A ce mélange suffisamment déjanté, on a malheureusement ajouté toutes les geekeries auxquelles on pouvait penser : le combat Orlando-Rodomonte est doublé par des voltigeurs à sabre laser, Pasquale et Rodomonte ont leur batmobile, un monstre fait des saltos arrière sur échasses... et on injecte les eaux du Léthé à Orlando avec une seringue tout droit sortie de Dark City. L'opéra devient un clip de R'n'B, cela remue dans tous les sens, on ne sait pas où fixer son regard et on en oublie qu'on a des oreilles. J'imagine que l'idée était de transposer le foisonnement baroque par celui de l'animé, et c'est assez réussi sur l'affiche, mais c'est aussi assez raté dans l'ensemble. Cette profusion relativement sobre en noir et blanc perd sa cohérence dès qu'on y amalgame d'autres univers ; on a complètement perdu de vue l'étoile d'Haydn dans cette galaxie, et je serais bien incapable de dire si j'ai apprécié la musique, alors que les chanteurs (et particulièrement l'interprète d'Alcina) ne devaient pas être mauvais.

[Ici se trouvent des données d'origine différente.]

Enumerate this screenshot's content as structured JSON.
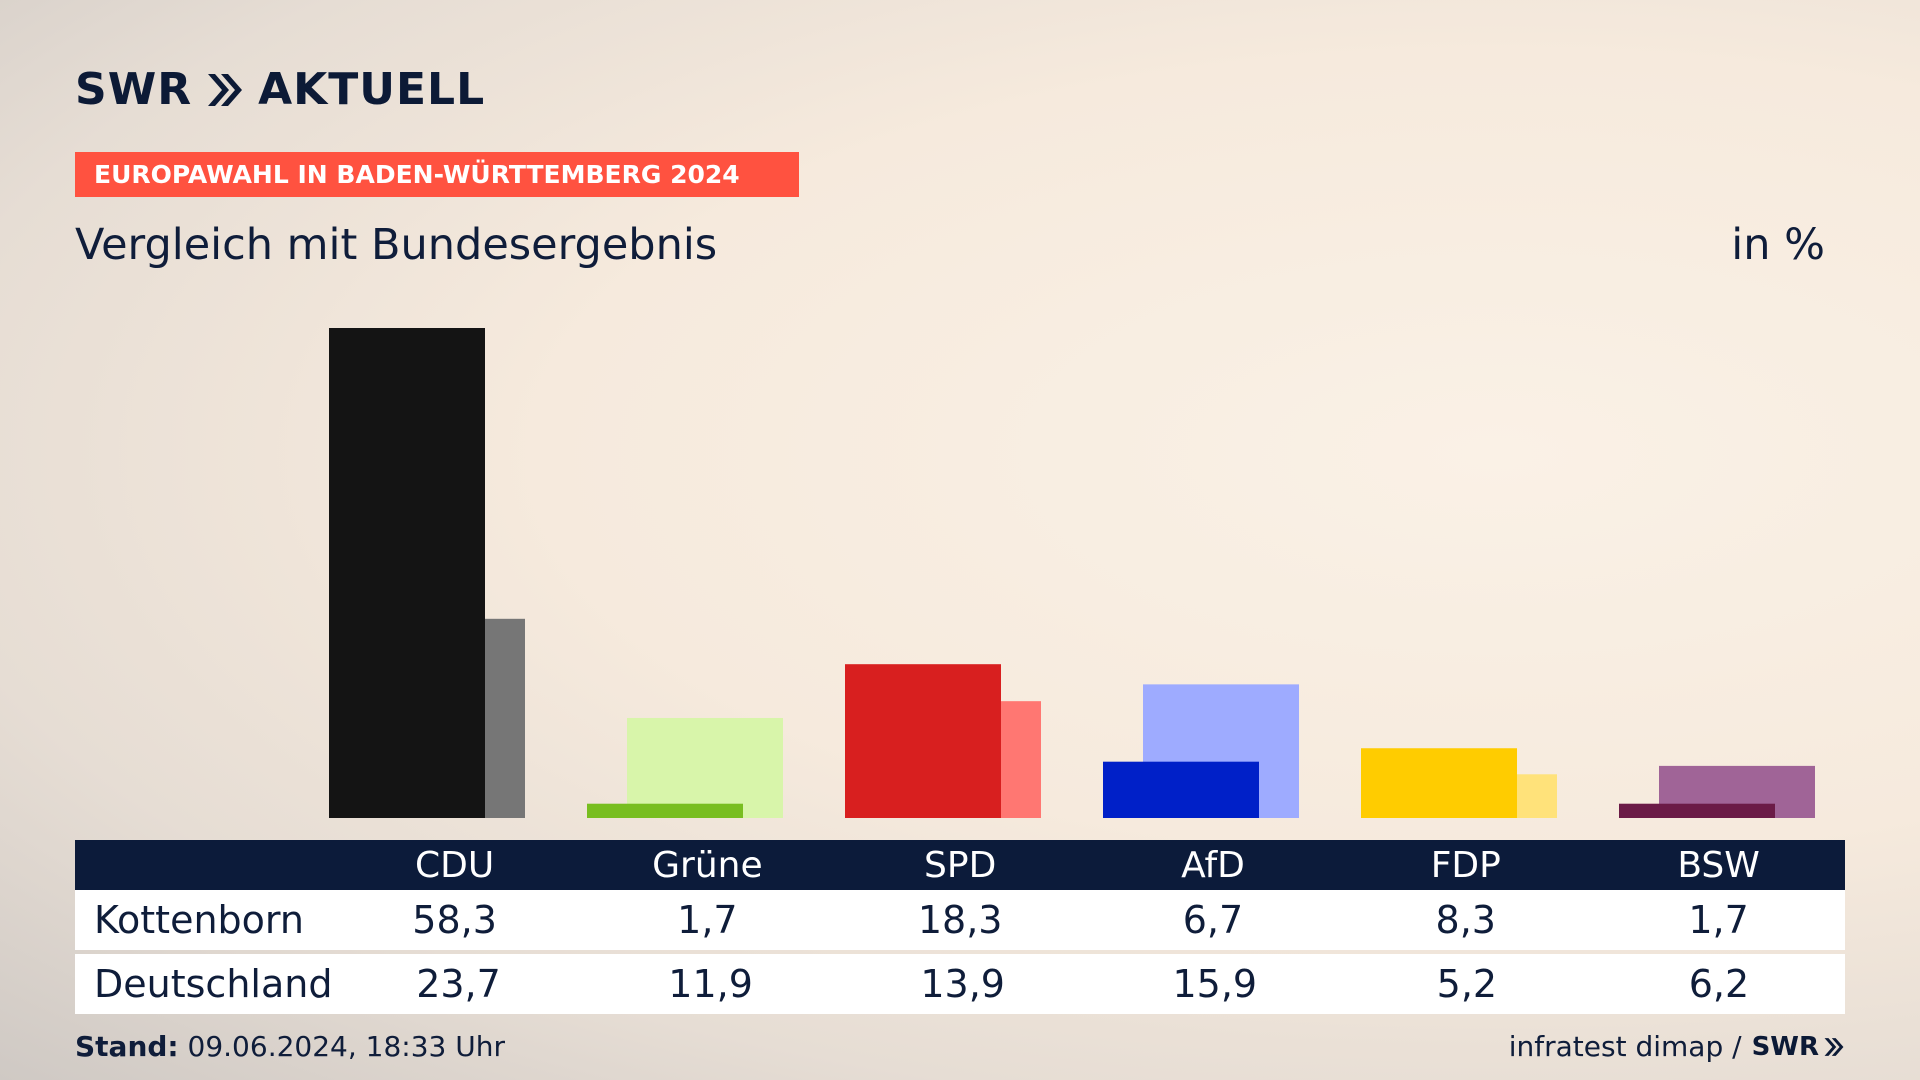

J'ai bien essayé de fermer les yeux mais tout ce que j'entendais alors était le bavardage des gamins. Je les aurais bien massacrés, tiens, histoire d'achever la tuerie de Toulouse, au sujet de laquelle le Châtelet-qui-reçoit-plein-de-scolaires a tenu à se montrer concerné par une annonce en début de soirée. Depuis quand est-il de bon ton de s'excuser de vivre ? Je me demande si l'annonce aurait été quand même faite si l'opéra avait été plus sérieux. Assumez la nature du divertissement ! Elle est de se détourner. Et tous les jours nous nous détournons de guerres et de massacres qui ont lieu dans le monde. Ill faut aussi voir ça en face. Le seul moyen qu'on ait trouvé de ne pas faire l'autruche est de scuter la scène médiatique. Le reste du temps, on se détourne pour ne pas se figer dans une fascination morbide, et on vit. Pendant que d'autres meurent. Mais on vit. C'est le seul hommage qu'on puisse rendre à la vie, vivre. Alors on se passera de rotomondades d'aussi bonne foi bien pensantes que déplacées.